21st Century Home Health Services
At 21st Century Home Health Services (21HHS), we treat every patient with the same empathy, compassion, and understanding we would show our own family. With more than 600 employees, we are the largest home health agency in San Francisco and the fastest-growing in the Bay Area. Today, we care for more than 4,000 patients across San Francisco, San Mateo, Santa Clara, Santa Cruz, Alameda, Contra Costa, Solano, Napa, Yolo, Placer, El Dorado, and Sacramento counties—and we are actively expanding into Marin and Sonoma counties. Our clinicians are dedicated not only to the patients they serve, but also to one another. The results speak for themselves: hospital readmission rates at 21HHS consistently remain under 10%, compared to an industry average of over 15%. We’ve also set a new benchmark for employee satisfaction in home health. Recognized as a 2024 Top Workplace, 21HHS fosters an environment of support, growth, and recognition through open communication and professional development opportunities.
As our Readmission Prevention Coordinator (Registered Nurse), you’ll be at the heart of our mission to Educate, Enhance, Empower. Think of yourself as both detective and coach—you’ll dig into data, spot trends, and uncover the “why” behind hospital readmissions. Then, you’ll turn those insights into smart, practical strategies that keep our patients healthier and out of the hospital. Your work will include tracking patterns, brainstorming new approaches to care, and teaming up with clinicians to deliver recommendations that are grounded in evidence but easy to act on. You’ll also have the chance to reimagine care protocols, helping us improve outcomes, elevate patient experiences, and celebrate every win against readmission. This is a remote opportunity— all candidates must reside within California and have a valid CA RN license.
Bachelor’s degree in Nursing (Master’s degree preferred). Valid and current CA nursing license. Minimum of 3 years of clinical experience, with at least 1 year in a home health or similar setting. Demonstrated experience in analyzing patient care trends and providing data-driven care recommendations. Strong analytical and problem-solving skills with the ability to interpret complex datasets. Excellent communication and collaboration skills for working with multidisciplinary teams. Commitment to improving patient outcomes through proactive data analysis and protocol improvements.

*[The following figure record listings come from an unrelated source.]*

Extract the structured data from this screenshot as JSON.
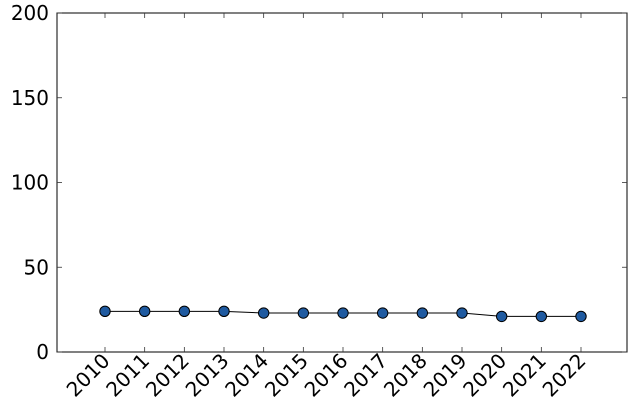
{
  "chart_data": {
    "type": "line",
    "title": "",
    "xlabel": "",
    "ylabel": "",
    "categories": [
      "2010",
      "2011",
      "2012",
      "2013",
      "2014",
      "2015",
      "2016",
      "2017",
      "2018",
      "2019",
      "2020",
      "2021",
      "2022"
    ],
    "series": [
      {
        "values": [
          24,
          24,
          24,
          24,
          23,
          23,
          23,
          23,
          23,
          23,
          21,
          21,
          21
        ],
        "color": "#1f5aa0"
      }
    ],
    "ylim": [
      0,
      200
    ],
    "yticks": [
      0,
      50,
      100,
      150,
      200
    ],
    "grid": false,
    "legend": "none"
  }
}
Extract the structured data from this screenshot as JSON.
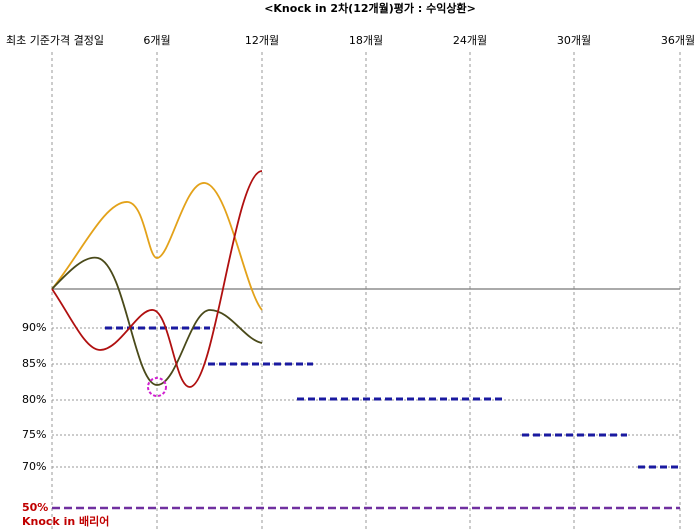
{
  "title": "<Knock in 2차(12개월)평가 : 수익상환>",
  "columns": [
    "최초 기준가격 결정일",
    "6개월",
    "12개월",
    "18개월",
    "24개월",
    "30개월",
    "36개월"
  ],
  "levels": [
    "90%",
    "85%",
    "80%",
    "75%",
    "70%",
    "50%"
  ],
  "barrier_label": "Knock in 배리어"
}
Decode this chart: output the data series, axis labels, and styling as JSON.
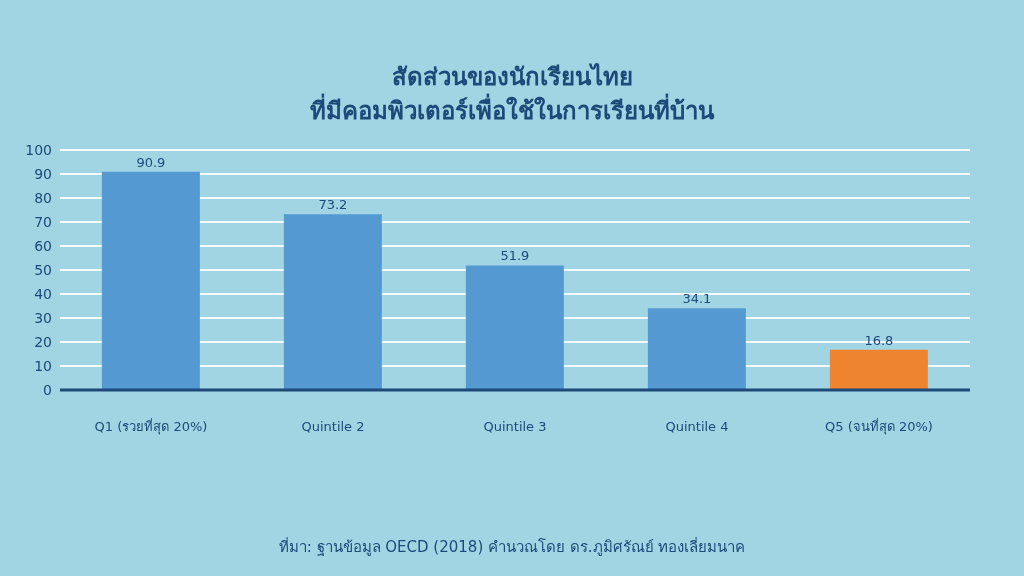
{
  "chart_data": {
    "type": "bar",
    "title": "สัดส่วนของนักเรียนไทย\nที่มีคอมพิวเตอร์เพื่อใช้ในการเรียนที่บ้าน",
    "categories": [
      "Q1 (รวยที่สุด 20%)",
      "Quintile 2",
      "Quintile 3",
      "Quintile 4",
      "Q5 (จนที่สุด 20%)"
    ],
    "values": [
      90.9,
      73.2,
      51.9,
      34.1,
      16.8
    ],
    "colors": [
      "#5599d2",
      "#5599d2",
      "#5599d2",
      "#5599d2",
      "#ee8330"
    ],
    "ylim": [
      0,
      100
    ],
    "yticks": [
      0,
      10,
      20,
      30,
      40,
      50,
      60,
      70,
      80,
      90,
      100
    ],
    "grid": "y",
    "data_labels": true,
    "annotations": [
      "ที่มา: ฐานข้อมูล OECD (2018) คำนวณโดย ดร.ภูมิศรัณย์ ทองเลี่ยมนาค"
    ]
  }
}
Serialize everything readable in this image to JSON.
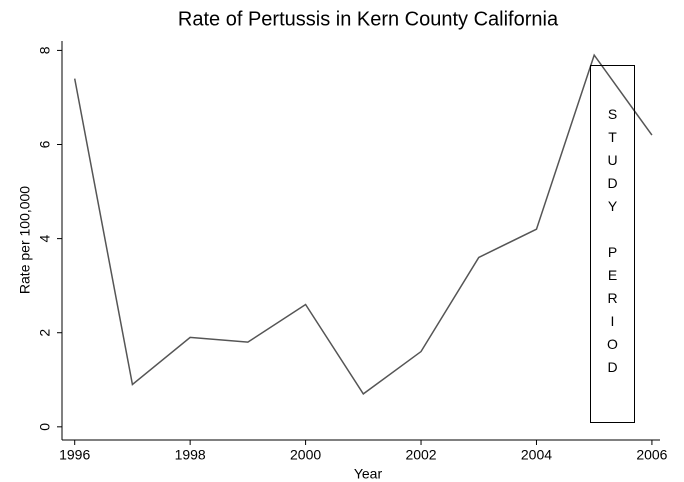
{
  "chart_data": {
    "type": "line",
    "title": "Rate of Pertussis in Kern County California",
    "x_label": "Year",
    "y_label": "Rate per 100,000",
    "x": [
      1996,
      1997,
      1998,
      1999,
      2000,
      2001,
      2002,
      2003,
      2004,
      2005,
      2006
    ],
    "series": [
      {
        "name": "Rate",
        "color": "#555555",
        "values": [
          7.4,
          0.9,
          1.9,
          1.8,
          2.6,
          0.7,
          1.6,
          3.6,
          4.2,
          7.9,
          6.2
        ]
      }
    ],
    "xlim": [
      1995.78,
      2006.14
    ],
    "xticks": [
      1996,
      1998,
      2000,
      2002,
      2004,
      2006
    ],
    "ylim": [
      -0.28,
      8.2
    ],
    "yticks": [
      0,
      2,
      4,
      6,
      8
    ],
    "annotation": "STUDY PERIOD",
    "grid": false
  }
}
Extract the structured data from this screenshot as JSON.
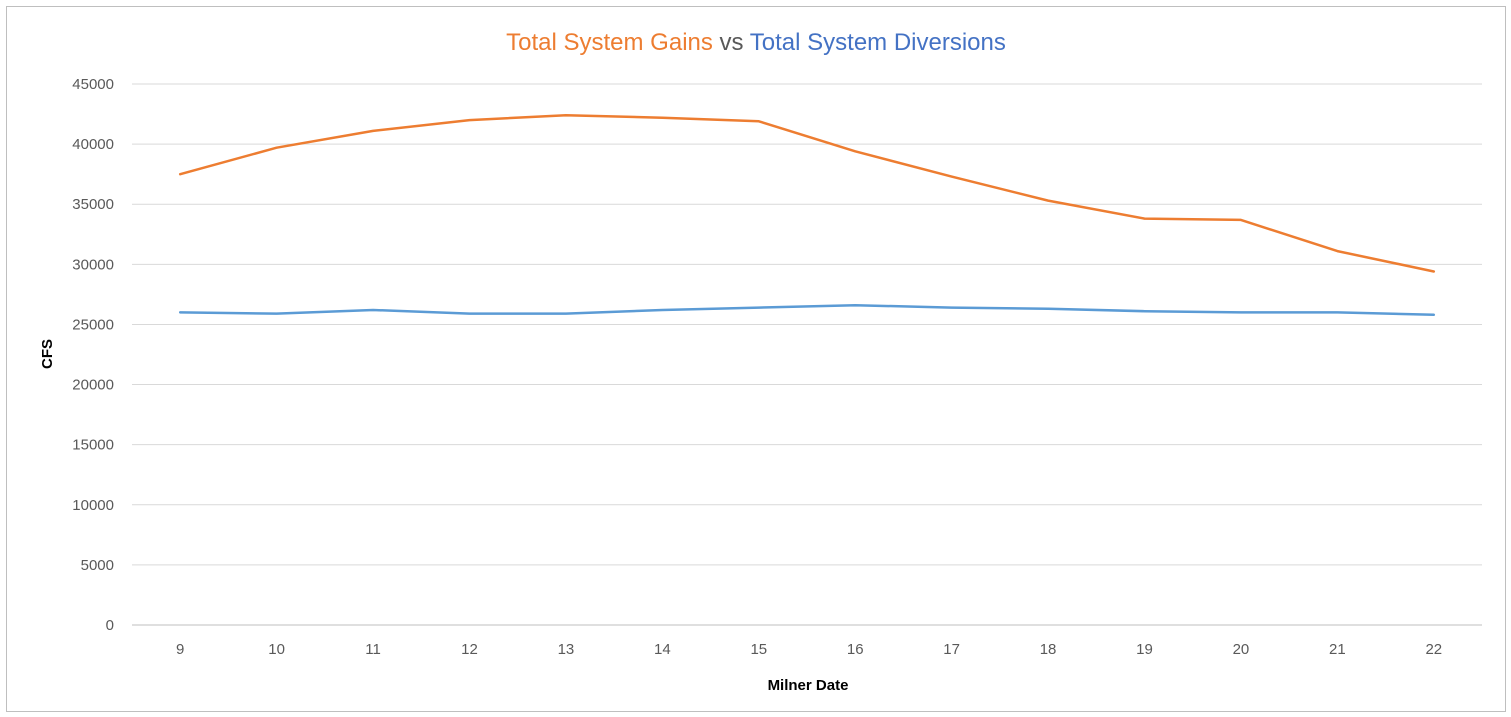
{
  "chart_data": {
    "type": "line",
    "title_parts": [
      {
        "text": "Total System Gains",
        "color": "#ED7D31"
      },
      {
        "text": " vs ",
        "color": "#595959"
      },
      {
        "text": "Total System Diversions",
        "color": "#4472C4"
      }
    ],
    "xlabel": "Milner Date",
    "ylabel": "CFS",
    "x": [
      9,
      10,
      11,
      12,
      13,
      14,
      15,
      16,
      17,
      18,
      19,
      20,
      21,
      22
    ],
    "ylim": [
      0,
      45000
    ],
    "yticks": [
      0,
      5000,
      10000,
      15000,
      20000,
      25000,
      30000,
      35000,
      40000,
      45000
    ],
    "grid": true,
    "series": [
      {
        "color": "#ED7D31",
        "values": [
          37500,
          39700,
          41100,
          42000,
          42400,
          42200,
          41900,
          39400,
          37300,
          35300,
          33800,
          33700,
          31100,
          29400
        ]
      },
      {
        "color": "#5B9BD5",
        "values": [
          26000,
          25900,
          26200,
          25900,
          25900,
          26200,
          26400,
          26600,
          26400,
          26300,
          26100,
          26000,
          26000,
          25800
        ]
      }
    ]
  }
}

Collect and analyze patient data, including readmission statistics, to identify trends, patterns, and risk factors. Categorize and record common themes based on data from patient care records, helpline interactions, and clinical outcomes. Develop and propose data-driven alternatives to existing care protocols to address identified risks and prevent readmissions. Suggest adjustments and interventions to care teams that align with findings from data analysis and patient trends. Work closely with nursing, physical therapy (PT), occupational therapy (OT), speech therapy (ST), home health aides (HHA), social workers (SW), and other healthcare professionals to gather insights from their care experiences. Provide feedback to clinical staff based on data analysis to help refine patient care strategies. Collaborate with clinical and educational leaders to ensure that training programs are aligned with current data findings on disease management, medication adherence, and patient care practices. Suggest improvements to training and education materials based on observed trends and gaps in care protocols. Continuously monitor and evaluate the effectiveness of readmission prevention initiatives, identifying areas where care improvements can be made. Use data visualization tools such as Pareto charts to clearly communicate common causes of readmissions and suggest targeted interventions. Assist in developing new protocols or refining existing ones based on data analysis, focusing on addressing common causes of readmission. Ensure that protocol changes are well-documented and communicated to the relevant teams to enhance care outcomes. Ensure that all actions and data collection processes comply with federal, state, and local regulations regarding home healthcare and patient privacy. Prepare and submit detailed reports on readmission rates, preventive measures, and care improvements to senior management and external partners, such as Kaiser, within 24 hours of discharge when required.